Under the settlement, Lumos Labs will pay $2 million to the FTC and will notify subscribers who signed up for an auto-renewal plan between Jan. 1, 2009, and Dec. 31, 2014, about the commission’s action and provide a means to cancel their subscription.

Among the FTC’s allegations against the company were their unfounded claims that training with Lumosity would delay age-related cognitive decline and protect against mild cognitive impairment, dementia, and Alzheimer’s disease, as well as reduce cognitive impairment associated with health conditions including stroke, traumatic brain injury, PTSD, ADHD, the side effects of chemotherapy, and Turner syndrome—all benefits that were purportedly proven by scientific studies.

“Lumosity preyed on consumers’ fears about age-related cognitive decline, suggesting their games could stave off memory loss, dementia, and even Alzheimer’s disease,” said Jessica Rich, director of the FTC’s Bureau of Consumer Protection. “But Lumosity simply did not have the science to back up its ads.”
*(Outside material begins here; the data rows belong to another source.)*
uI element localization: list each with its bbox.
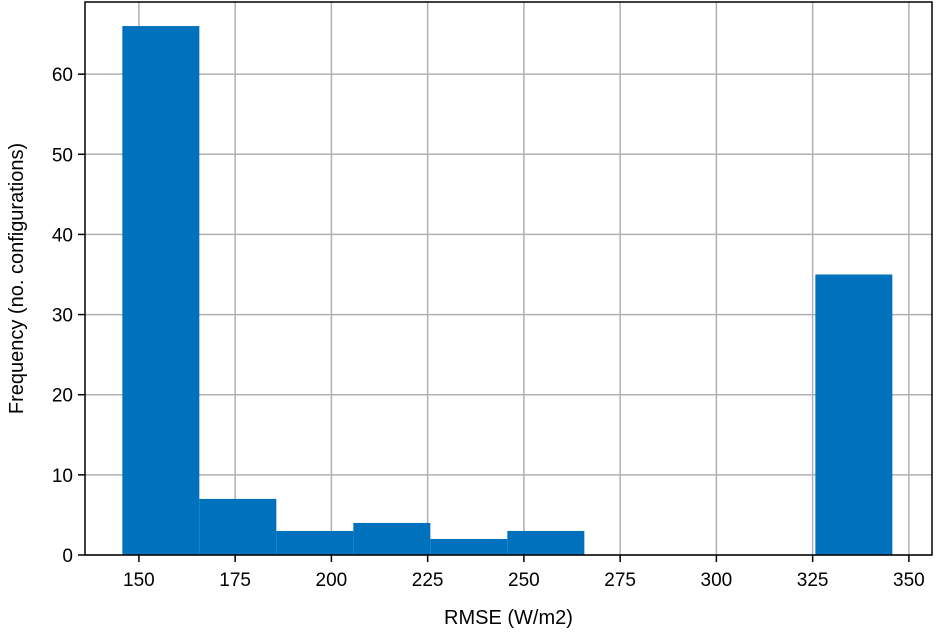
histogram-bar [815, 274, 893, 555]
y-axis-ticks: 0 10 20 30 40 50 60 [52, 65, 85, 567]
x-axis-ticks: 150 175 200 225 250 275 300 325 350 [123, 555, 925, 591]
histogram-bar [276, 530, 354, 555]
histogram-bar [122, 26, 200, 556]
x-tick-label: 175 [219, 570, 251, 591]
x-tick-label: 250 [508, 570, 540, 591]
histogram-bar [430, 538, 508, 555]
histogram-bar [199, 498, 277, 555]
y-tick-label: 20 [52, 386, 73, 407]
y-tick-label: 50 [52, 145, 73, 166]
x-axis-label: RMSE (W/m2) [444, 607, 573, 629]
x-tick-label: 200 [316, 570, 348, 591]
plot-frame [84, 1, 933, 556]
histogram-bar [353, 522, 431, 555]
histogram-bar [507, 530, 585, 555]
grid-lines [85, 2, 932, 556]
y-tick-label: 60 [52, 65, 73, 86]
y-tick-label: 0 [62, 546, 73, 567]
x-tick-label: 300 [701, 570, 733, 591]
y-tick-label: 10 [52, 466, 73, 487]
x-tick-label: 150 [123, 570, 155, 591]
x-tick-label: 275 [604, 570, 636, 591]
y-axis-label: Frequency (no. configurations) [6, 143, 28, 414]
x-tick-label: 350 [893, 570, 925, 591]
y-tick-label: 30 [52, 306, 73, 327]
x-tick-label: 325 [797, 570, 829, 591]
histogram-bars [122, 26, 893, 556]
x-tick-label: 225 [412, 570, 444, 591]
y-tick-label: 40 [52, 225, 73, 246]
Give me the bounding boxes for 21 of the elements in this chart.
Nonetheless, in a company statement, Lumos Labs argued that “neither the action nor the settlement pertains to the rigor of our research or the quality of the products” but is a “reflection of marketing language that has been discontinued.”

Lumos Labs said that it remains “committed to moving the science of cognitive training forward and contributing meaningfully to the field’s community and body of research” and that the settlement with the FTC “will allow the company to move on and continue delivering its research-based cognitive training platform to millions of active and future users.”